At the time of availing Home Loan, the biggest dilemma is to select Floating vs Fixed Interest Rate. Any wrong decision can put big hole in your pocket. Normally, risk averse customers opt for Fixed Interest Rate. If you decide to switch loan from Floating to Fixed during loan tenure then you might need to shell out charges upto 1% of outstanding loan amount. Let’s find out pros and cons of both to solve this riddle of Floating vs Fixed Interest Rate Home Loan
Floating Interest Rate Home Loan
Between Floating vs Fixed Interest Rate, In Floating Home Loan interest rate is linked to Base Rate (Banks) or BPLR / RPLR (Housing Finance Companies). To know more on Base Rate & BPLR, you may CLICK HERE. The interest rate movement is linked to current economic conditions in country predominantly inflation and growth factor. High Inflation means High Interest Rates thus Low Growth Rate. Inverse of this is also true. The Floating Interest Rate is dependent on RBI policies & cost of fund i.e. at what cost Bank / HFC is acquiring funds for lending. We will understand more on how interest rates are fixed in next article. The Floating Interest Rate equals to Base Rate plus Mark up or BPLR / RPLR minus spread/discount.
Pros:
(a) Financially most beneficial during low inflation period
(b) Rate of Interest is lower by 1% to 1.5% compared to Fixed Interest Rate at the time of availing loan
(c) No Pre-Payment Penalty on Floating Home Loan
(d) Option to lower interest rate (Reducing Mark up or Increasing Discount) in future by paying conversion fees
Cons:
(a) Highly Volatile: Any change in Base rate will result in either higher EMI or increased loan tenure (EMI remains same).
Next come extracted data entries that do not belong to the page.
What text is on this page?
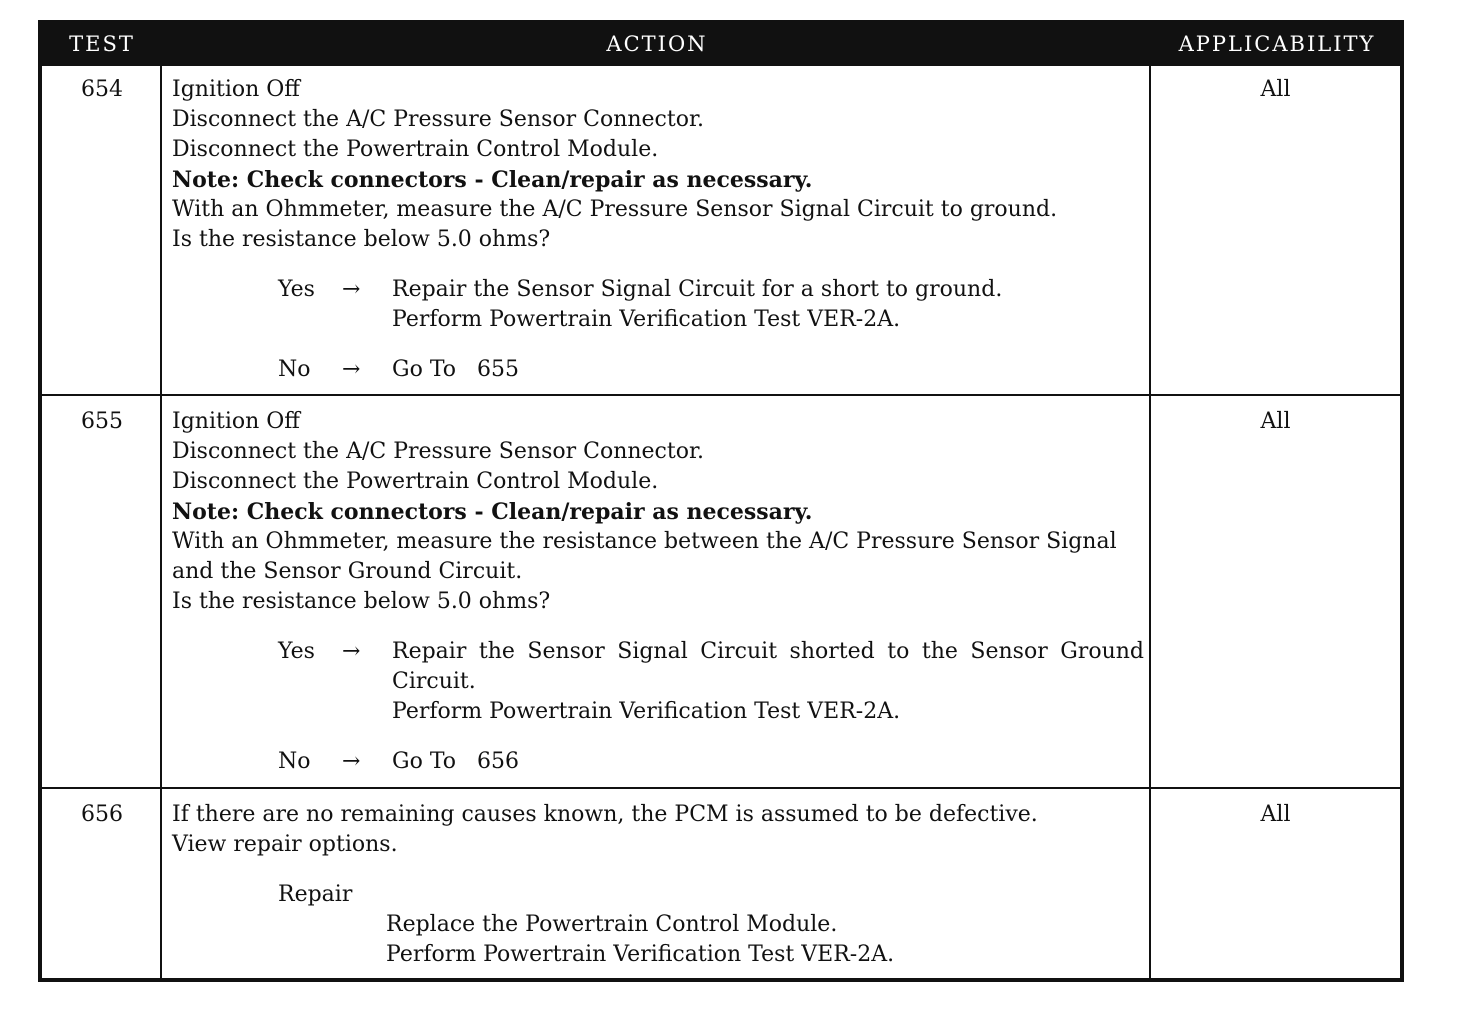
TEST	ACTION	APPLICABILITY
654	Ignition Off
Disconnect the A/C Pressure Sensor Connector.
Disconnect the Powertrain Control Module.
Note: Check connectors - Clean/repair as necessary.
With an Ohmmeter, measure the A/C Pressure Sensor Signal Circuit to ground.
Is the resistance below 5.0 ohms?
Yes	→	Repair the Sensor Signal Circuit for a short to ground.
Perform Powertrain Verification Test VER-2A.
No	→	Go To   655
All
655	Ignition Off
Disconnect the A/C Pressure Sensor Connector.
Disconnect the Powertrain Control Module.
Note: Check connectors - Clean/repair as necessary.
With an Ohmmeter, measure the resistance between the A/C Pressure Sensor Signal
and the Sensor Ground Circuit.
Is the resistance below 5.0 ohms?
Yes	→	Repair the Sensor Signal Circuit shorted to the Sensor Ground
Circuit.
Perform Powertrain Verification Test VER-2A.
No	→	Go To   656
All
656	If there are no remaining causes known, the PCM is assumed to be defective.
View repair options.
Repair
Replace the Powertrain Control Module.
Perform Powertrain Verification Test VER-2A.
All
(b) Non Transparent way of calculating Interest Rate
(c) Very high Interest Rate variance of upto 1.5% between various lenders e.g. One lender is providing loan @ 10% & another is providing @ 11.5% whereas loan amount and other factors are same.
(d) Limited options to select lender of choice providing lowest interest rate
Fixed Interest Rate Home Loan
Between Floating vs Fixed Interest Rate, In Fixed Home Loan Interest Rate is fixed for the loan duration. There will be no change in Interest Rate during loan tenure though there is a rider which we will discuss. Your Home Loan will be immune to current economic conditions and you will be paying fixed amount every month as EMI.
Pros:
(a) Financially most beneficial during high inflation period
(b) Financial Certainty due to stable EMI amount and Loan Tenure. Interest Rate is hedged against any upward movement.
(c) You may select lender of your choice due to least variance in Interest Rates
(d) Suitable for risk averse customers
Cons:
(a) The biggest disadvantage is that Fixed Interest Rate is actually not fixed. Interest Rate Reset clause in Loan Agreement provide option to lender to revise Interest rate every 3 years or 5 years therefore interest rate is not fixed in true sense.
(b) Pre-Payment / Pre-Closure penalty on Fixed Home Loan. Reason being fixed interest rate is not linked to market rates. Bank’s borrowing cost for Fixed Interest Rate Home Loans is high because of future commitment from customer.
(c) In case interest rates go southwards then customers don’t have any option to lower interest rates even by paying conversion fees.
(d) Interest Rates are higher compared to Floating Interest Rate
In this debate of floating vs fixed interest rate, we have gone through pros & cons of both options. The winner of floating vs fixed interest rate discussion is Floating Interest Rate. Reason being comparatively lower interest rate, flexibility of reducing interest rate and waiver of pre-payment penalty. Most of the home loans in india are pre-closed within 8 years therefore if you opt for fixed interest home loan then for sure you will be paying penalty. Moreover in floating vs fixed interest rate options, you can reduce interest rates only in floating interest rate home loan and at the time of availing Home Loan Interest Rate is lower. 90% loans sanctioned in India are Floating Interest Rate Home Loans. As i mentioned that if you are risk averse then between Floating vs Fixed Interest Rate, the best option for you is Fixed Interest Rate.